At the beginning of the twenty-first century, the number of Islamic manuscripts seems as uncountable as the number of Muslims, be it in the US or all around the world, as there is no central organization which can claim authority over the preservation of Islam’s cultural heritage.  The international diffusion of manuscripts and printed books in Arabic script reflects the ethnic, linguistic, and denominational diversity of the worldwide Muslim community, and explains why it is so difficult to track Islamic holdings in public and private collections.  Muslims, in contrast, for example, to members of the Roman-Catholic Church, do not belong to a faith tradition that unites its believers within a strictly top-down and binding hierarchy.  Since the Eurasian, African, and Asian nation states which are ruled by Muslim elites or have a Muslim majority population are currently confronted with much more pressing political and economic problems, it is rather unlikely that an Islamic counterpart to the UNESCO will be established any time soon.  The preservation of books and their cataloging must take a backseat when people live in dire poverty and their lives are threatened by sectarian and ethnic violence.

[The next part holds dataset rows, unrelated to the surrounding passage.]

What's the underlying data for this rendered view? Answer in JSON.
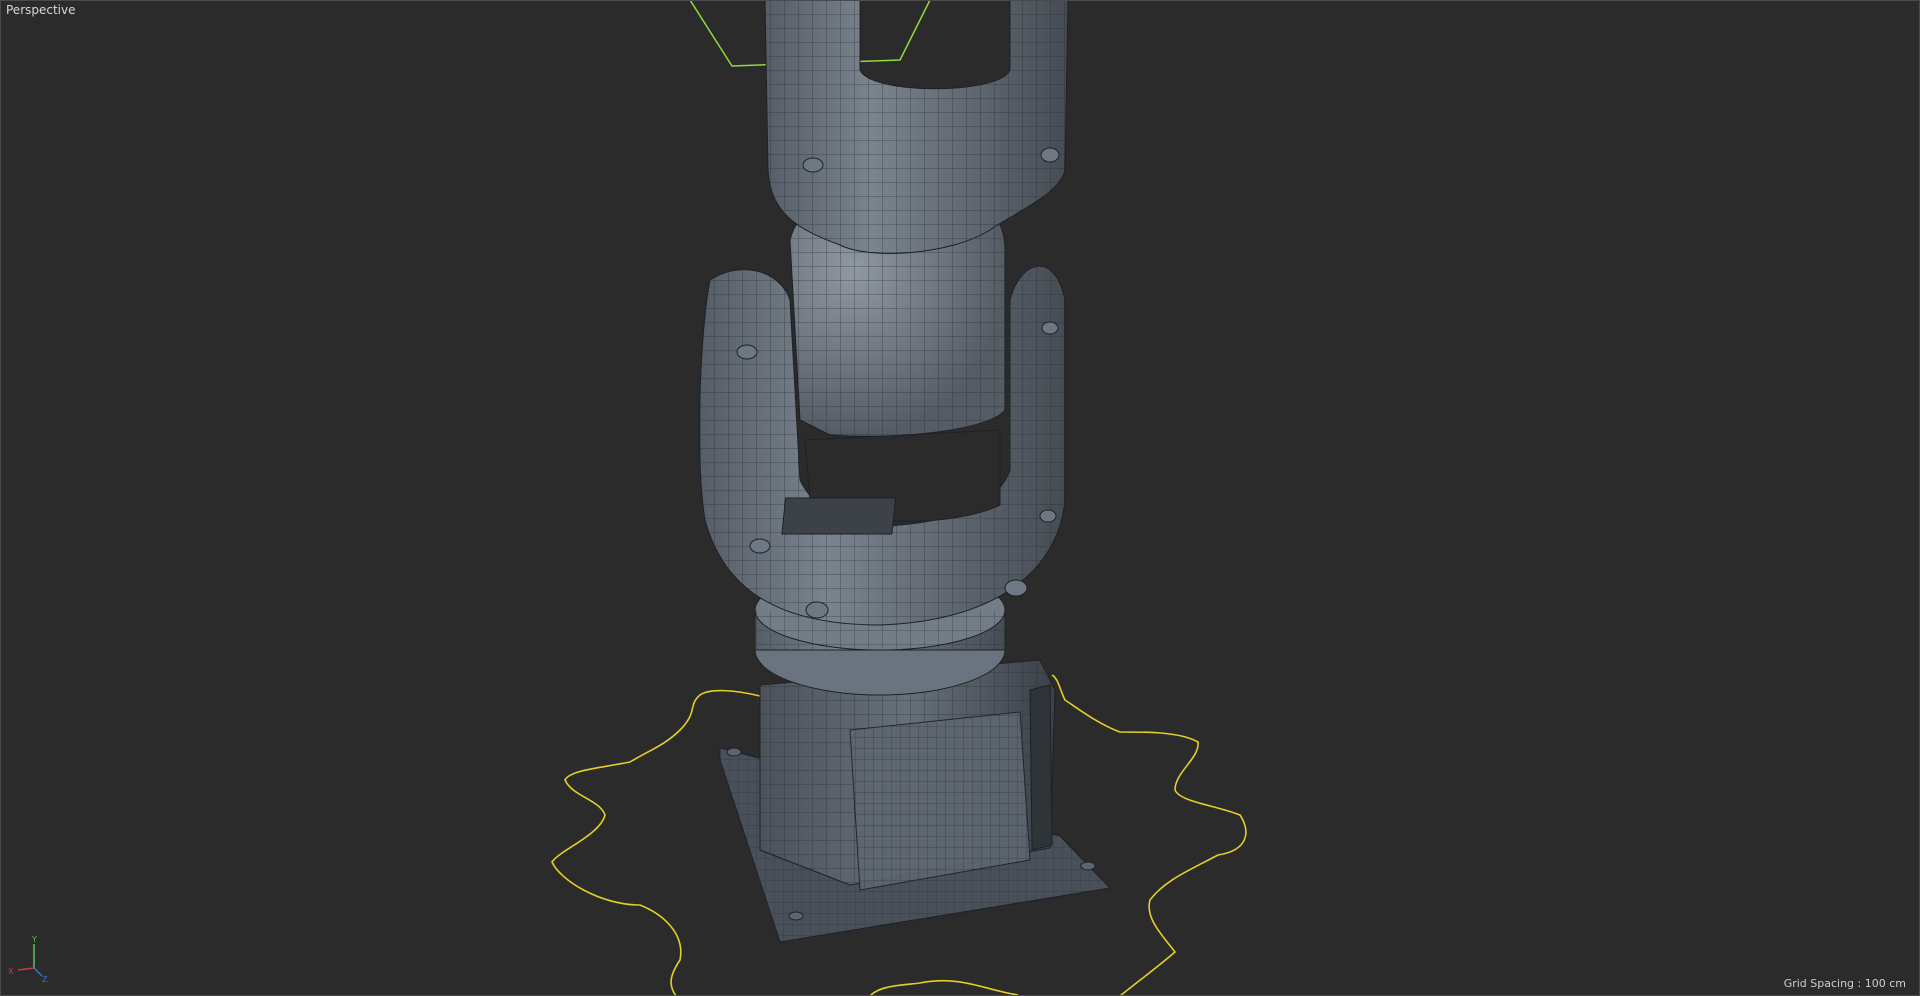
{
  "viewport": {
    "camera_label": "Perspective",
    "grid_spacing": "Grid Spacing : 100 cm"
  },
  "axis_gizmo": {
    "y_label": "Y",
    "x_label": "X",
    "z_label": "Z",
    "y_color": "#59c94c",
    "x_color": "#d23a3a",
    "z_color": "#3f6ed8"
  },
  "scene": {
    "object": "robot-arm-mesh",
    "selection_spline_color": "#e3cf26",
    "arm_spline_color": "#8fdc3a",
    "mesh_color": "#5b6470"
  }
}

The current state of cataloging manuscripts in Arabic script mirrors this complex political situation.  There is a tacit agreement, especially among western scholars of Middle Eastern and Islamic Studies, to bravely soldier on with individual research projects without sounding a clarion call for concerted action, as such a call will inevitably raise the specter of Orientalism.  Professional academic organizations, in particular MELCom International, MELA and TIMA, have made the cataloging of Islamic books, whether manuscripts or printed books, a focus of their work, even though they are fighting an uphill battle.  Decades of political pressure on the Humanities in Europe and North America have severely reduced government funding for basic research which does not promise immediate benefits to taxpayers outside the enchanted reading rooms of academia.  It is nice to know which books are in the library.  But a library catalog does not carry the prestige of original research; nor does it help with paying for new acquisitions, salaries, and building maintenance.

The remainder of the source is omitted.